From the Reasoned Schemer, conso, the relational form of cons, gets the title conso the magnificent. And conso certainly is magnificent, but I think appendo should get some credit too. In core.logic and miniKanren, append is called appendo. Like concat in Clojure it appends two lists together to create a third list. It can be used as a building block for many other functions. The definition of the function (from core.logic) is pretty small:

(defne appendo [x y z]
  ([() _ y])
  ([[?a . ?d] _ [?a . ?r]] (appendo ?d y ?r)))

defne above is syntax sugar around matche. It creates a function (named appendo) that accepts three arguments. It matches x, y and z with the three arguments in the list at the beginning of each clause. In this case the first clause is matched cons style. ?a is declared as the first item and ?d is declared as the rest. The second item is ignored, the third is split in the same way. Note that the ?a is shared here on the first and third parameter of the match. This makes the first item in x, the first item in z. Assuming the x and z can be matched as above, appendo is recursively called on the rest of each list (including y, untouched). Something similar to the shared ?a is going on when the recursion bottoms out (when x is empty). In this clause y is declared as z. This makes y the tail of a cons like expression (specifically the ?r) from the previous recursive call. That's a lot packed into such a small amount of code! Below I will build the case for appendo's new title.

Building Blocks

To run the below code, you need to use the right namespaces. Something like this:

(ns logic-examples.seq
  (:refer-clojure :exclude [inc reify ==])
  (:use [clojure.core.logic minikanren prelude nonrel match disequality]))

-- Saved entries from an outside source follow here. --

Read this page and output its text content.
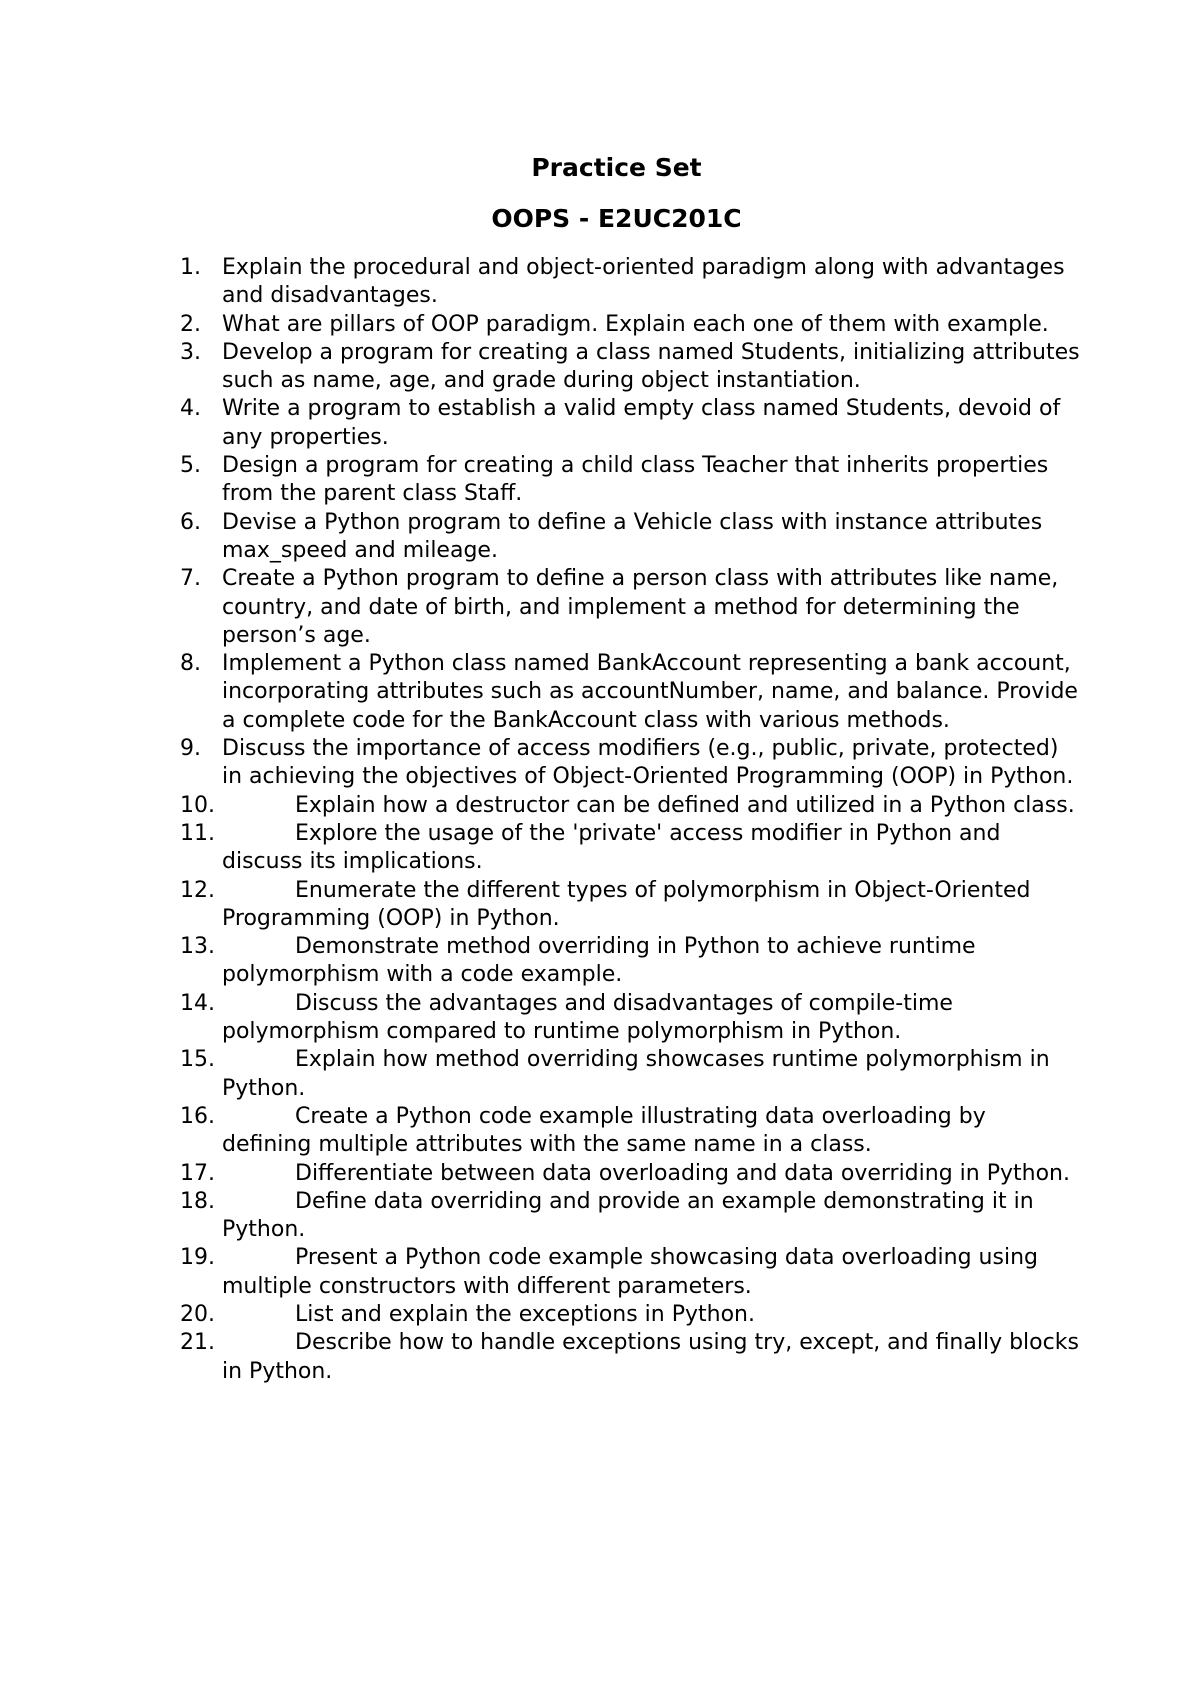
Practice Set
OOPS - E2UC201C
1. Explain the procedural and object-oriented paradigm along with advantages and disadvantages.
2. What are pillars of OOP paradigm. Explain each one of them with example.
3. Develop a program for creating a class named Students, initializing attributes such as name, age, and grade during object instantiation.
4. Write a program to establish a valid empty class named Students, devoid of any properties.
5. Design a program for creating a child class Teacher that inherits properties from the parent class Staff.
6. Devise a Python program to define a Vehicle class with instance attributes max_speed and mileage.
7. Create a Python program to define a person class with attributes like name, country, and date of birth, and implement a method for determining the person’s age.
8. Implement a Python class named BankAccount representing a bank account, incorporating attributes such as accountNumber, name, and balance. Provide a complete code for the BankAccount class with various methods.
9. Discuss the importance of access modifiers (e.g., public, private, protected) in achieving the objectives of Object-Oriented Programming (OOP) in Python.
10.	Explain how a destructor can be defined and utilized in a Python class.
11.	Explore the usage of the 'private' access modifier in Python and discuss its implications.
12.	Enumerate the different types of polymorphism in Object-Oriented Programming (OOP) in Python.
13.	Demonstrate method overriding in Python to achieve runtime polymorphism with a code example.
14.	Discuss the advantages and disadvantages of compile-time polymorphism compared to runtime polymorphism in Python.
15.	Explain how method overriding showcases runtime polymorphism in Python.
16.	Create a Python code example illustrating data overloading by defining multiple attributes with the same name in a class.
17.	Differentiate between data overloading and data overriding in Python.
18.	Define data overriding and provide an example demonstrating it in Python.
19.	Present a Python code example showcasing data overloading using multiple constructors with different parameters.
20.	List and explain the exceptions in Python.
21.	Describe how to handle exceptions using try, except, and finally blocks in Python.
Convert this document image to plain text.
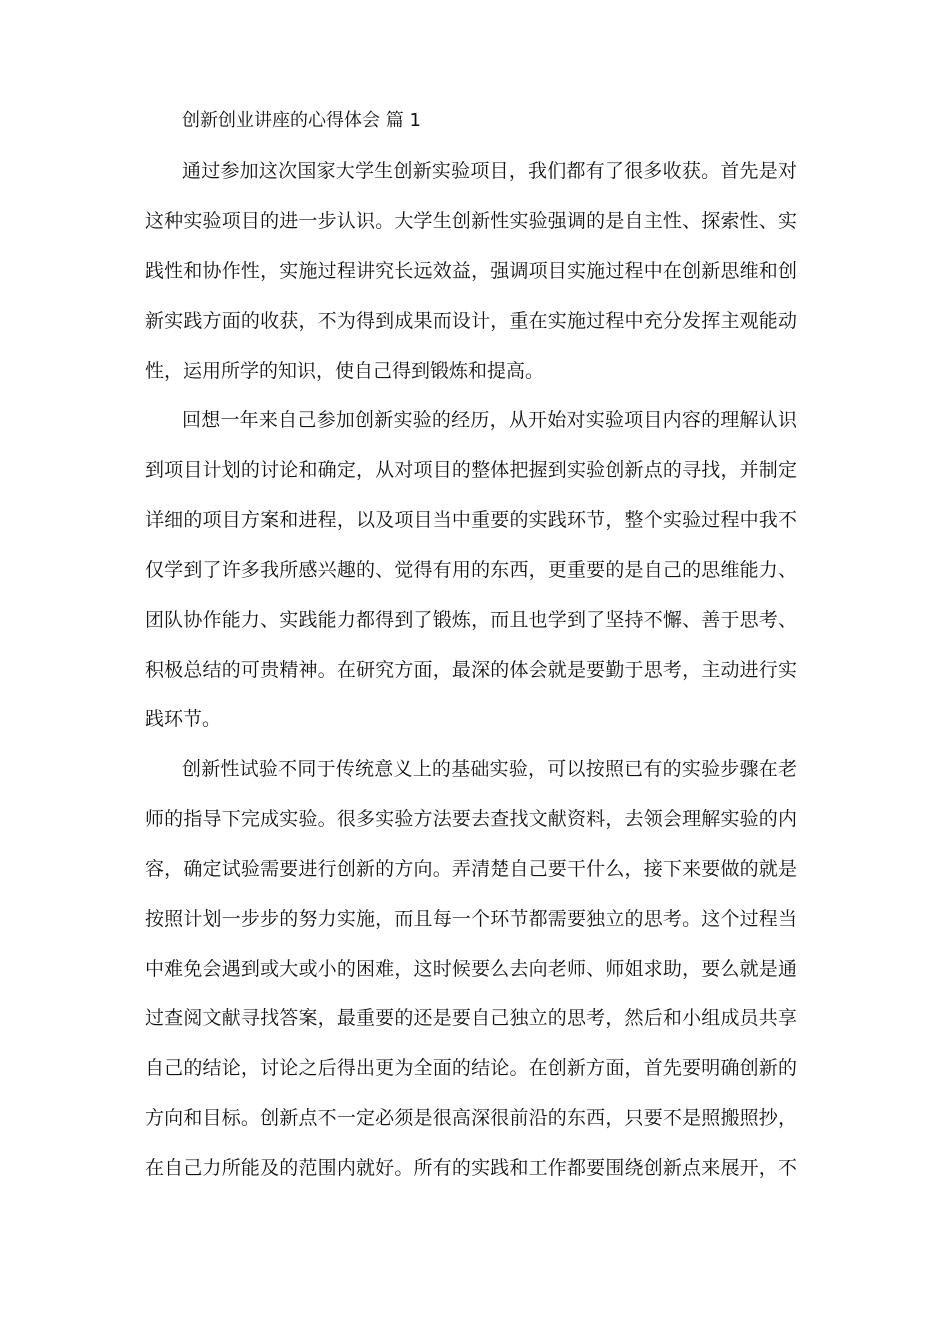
创新创业讲座的心得体会 篇 1
通过参加这次国家大学生创新实验项目，我们都有了很多收获。首先是对
这种实验项目的进一步认识。大学生创新性实验强调的是自主性、探索性、实
践性和协作性，实施过程讲究长远效益，强调项目实施过程中在创新思维和创
新实践方面的收获，不为得到成果而设计，重在实施过程中充分发挥主观能动
性，运用所学的知识，使自己得到锻炼和提高。
回想一年来自己参加创新实验的经历，从开始对实验项目内容的理解认识
到项目计划的讨论和确定，从对项目的整体把握到实验创新点的寻找，并制定
详细的项目方案和进程，以及项目当中重要的实践环节，整个实验过程中我不
仅学到了许多我所感兴趣的、觉得有用的东西，更重要的是自己的思维能力、
团队协作能力、实践能力都得到了锻炼，而且也学到了坚持不懈、善于思考、
积极总结的可贵精神。在研究方面，最深的体会就是要勤于思考，主动进行实
践环节。
创新性试验不同于传统意义上的基础实验，可以按照已有的实验步骤在老
师的指导下完成实验。很多实验方法要去查找文献资料，去领会理解实验的内
容，确定试验需要进行创新的方向。弄清楚自己要干什么，接下来要做的就是
按照计划一步步的努力实施，而且每一个环节都需要独立的思考。这个过程当
中难免会遇到或大或小的困难，这时候要么去向老师、师姐求助，要么就是通
过查阅文献寻找答案，最重要的还是要自己独立的思考，然后和小组成员共享
自己的结论，讨论之后得出更为全面的结论。在创新方面，首先要明确创新的
方向和目标。创新点不一定必须是很高深很前沿的东西，只要不是照搬照抄，
在自己力所能及的范围内就好。所有的实践和工作都要围绕创新点来展开，不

I thought I understood the appendo function, but I didn't understand why each source spent a lot of time on it. It seemed straight-forward enough. Then I had that ah-ha moment while reading up on Prolog's prefix and suffix functions. Here's something roughly equivalent in core.logic that I wrote before my ah-ha:

(defne prefixo [x y]
  ([[] _])
  ([[?a . ?xs] [?a . ?ys]] (prefixo ?xs ?ys)))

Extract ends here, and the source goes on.